New York City officials cannot raise tax rates on their wealthy residents without a “home rule” message from the state Legislature. Such messages to localities are common. State Sen. Diane Savino of (D-Staten Island), one of the city lawmakers who greeted de Blasio warmly, told the budget hearing that lawmakers were set to approve five other home rule messages later that day.
Critics said the mayor seems obsessed with the idea of hiking taxes on high earners.
“If we don’t need to raise taxes in order to achieve the goal, then we ought not raise taxes,” said state Sen. Andrew Lanza (R-Staten Island.) “We should not be raising taxes just for raising taxes’ sake.”
And Assemblywoman Jane Corwin (R-Clarence), of the suburban Buffalo area, said she was concerned about raising taxes in a time when just 35,000 city residents pay 40 percent of the taxes.
“What happens if some of them leave the state?” Corwin asked.

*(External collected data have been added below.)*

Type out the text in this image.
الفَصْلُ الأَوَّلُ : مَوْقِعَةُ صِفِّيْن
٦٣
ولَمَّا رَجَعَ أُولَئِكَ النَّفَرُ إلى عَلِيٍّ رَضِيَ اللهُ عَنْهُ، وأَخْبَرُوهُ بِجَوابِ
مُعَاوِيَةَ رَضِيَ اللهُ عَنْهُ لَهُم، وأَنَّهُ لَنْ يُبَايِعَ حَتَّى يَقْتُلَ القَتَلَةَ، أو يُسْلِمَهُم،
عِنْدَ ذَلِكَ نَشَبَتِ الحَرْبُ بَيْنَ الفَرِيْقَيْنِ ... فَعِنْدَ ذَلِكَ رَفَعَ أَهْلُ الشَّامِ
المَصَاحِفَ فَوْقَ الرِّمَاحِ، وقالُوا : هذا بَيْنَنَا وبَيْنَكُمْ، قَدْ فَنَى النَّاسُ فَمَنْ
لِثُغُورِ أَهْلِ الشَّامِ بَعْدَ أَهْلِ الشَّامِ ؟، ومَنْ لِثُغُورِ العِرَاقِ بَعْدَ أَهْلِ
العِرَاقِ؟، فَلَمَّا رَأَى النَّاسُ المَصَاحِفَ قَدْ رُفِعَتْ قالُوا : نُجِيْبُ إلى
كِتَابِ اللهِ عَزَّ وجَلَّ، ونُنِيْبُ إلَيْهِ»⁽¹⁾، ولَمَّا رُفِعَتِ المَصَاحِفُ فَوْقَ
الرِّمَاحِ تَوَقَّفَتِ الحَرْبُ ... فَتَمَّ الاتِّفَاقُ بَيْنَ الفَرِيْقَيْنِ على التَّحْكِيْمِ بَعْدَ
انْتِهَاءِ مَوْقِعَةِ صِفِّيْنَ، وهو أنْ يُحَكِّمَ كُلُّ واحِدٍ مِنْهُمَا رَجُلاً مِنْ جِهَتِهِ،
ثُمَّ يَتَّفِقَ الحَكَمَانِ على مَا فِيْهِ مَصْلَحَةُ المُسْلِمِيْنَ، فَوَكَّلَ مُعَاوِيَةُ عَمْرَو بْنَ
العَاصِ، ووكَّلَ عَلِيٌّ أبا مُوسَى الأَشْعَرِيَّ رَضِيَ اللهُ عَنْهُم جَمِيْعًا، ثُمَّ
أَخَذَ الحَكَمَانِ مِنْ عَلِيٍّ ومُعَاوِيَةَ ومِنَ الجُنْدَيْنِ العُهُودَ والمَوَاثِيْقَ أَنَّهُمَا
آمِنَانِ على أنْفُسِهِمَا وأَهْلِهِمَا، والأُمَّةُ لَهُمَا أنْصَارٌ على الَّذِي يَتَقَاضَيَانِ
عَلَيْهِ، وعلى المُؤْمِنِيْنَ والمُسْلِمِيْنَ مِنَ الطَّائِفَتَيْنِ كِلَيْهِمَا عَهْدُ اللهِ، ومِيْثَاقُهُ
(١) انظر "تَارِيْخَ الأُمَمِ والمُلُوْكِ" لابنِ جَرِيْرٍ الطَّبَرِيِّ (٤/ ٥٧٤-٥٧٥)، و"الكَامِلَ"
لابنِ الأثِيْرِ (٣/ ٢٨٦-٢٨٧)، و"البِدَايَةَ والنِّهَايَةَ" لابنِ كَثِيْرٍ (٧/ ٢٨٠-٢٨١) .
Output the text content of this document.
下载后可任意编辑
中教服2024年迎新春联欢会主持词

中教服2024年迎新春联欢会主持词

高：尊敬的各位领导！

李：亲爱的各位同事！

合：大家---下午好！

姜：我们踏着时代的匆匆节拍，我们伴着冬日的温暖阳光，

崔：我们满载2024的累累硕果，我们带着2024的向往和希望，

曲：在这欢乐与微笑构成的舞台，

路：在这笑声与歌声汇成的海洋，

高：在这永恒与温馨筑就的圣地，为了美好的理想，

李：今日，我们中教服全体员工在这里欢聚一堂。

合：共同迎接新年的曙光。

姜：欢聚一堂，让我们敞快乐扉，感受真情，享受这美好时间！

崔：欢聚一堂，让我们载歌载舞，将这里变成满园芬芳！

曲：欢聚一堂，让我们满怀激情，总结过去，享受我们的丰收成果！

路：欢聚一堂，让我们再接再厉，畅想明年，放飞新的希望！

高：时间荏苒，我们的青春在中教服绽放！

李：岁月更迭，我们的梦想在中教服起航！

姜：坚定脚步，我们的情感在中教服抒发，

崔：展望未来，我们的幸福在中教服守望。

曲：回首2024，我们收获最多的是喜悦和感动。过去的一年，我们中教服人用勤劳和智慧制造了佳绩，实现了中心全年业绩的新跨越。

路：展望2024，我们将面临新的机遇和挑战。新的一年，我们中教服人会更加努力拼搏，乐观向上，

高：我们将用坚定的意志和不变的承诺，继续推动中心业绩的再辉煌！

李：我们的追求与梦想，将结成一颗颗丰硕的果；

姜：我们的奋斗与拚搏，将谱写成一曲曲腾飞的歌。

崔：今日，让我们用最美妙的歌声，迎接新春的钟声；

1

Some in Albany predict a pre-K tax hike would eventually be siphoned off to pay for other city problems. But de Blasio said it would not.
He promised it would go to “a dedicated funding stream, a locked box, shielded from what we all know is the inevitable give and take of the budgeting process.”
The governor and the mayor were asked – if they both agree on the need for universal pre-K, why the political chess game over how to pay for it? The men laughed and said it’s all part of the legislative process.
But some political pundits expressed skepticism as to whether that legislative process would result in a consensus. One asid de Blasio is not likely to find enough support in Albany for a tax hike — at least this year.
“The Legislature and the governor are not going to do tax increases in a year when the Legislature and the governor are running for re-election,” Democratic political strategist Hank Sheinkopf said.
The next step is a City Council resolution formally asking the state to approve the tax hike. The mayor said if city leaders want to increase taxes, lawmakers in Albany should not try to stop it.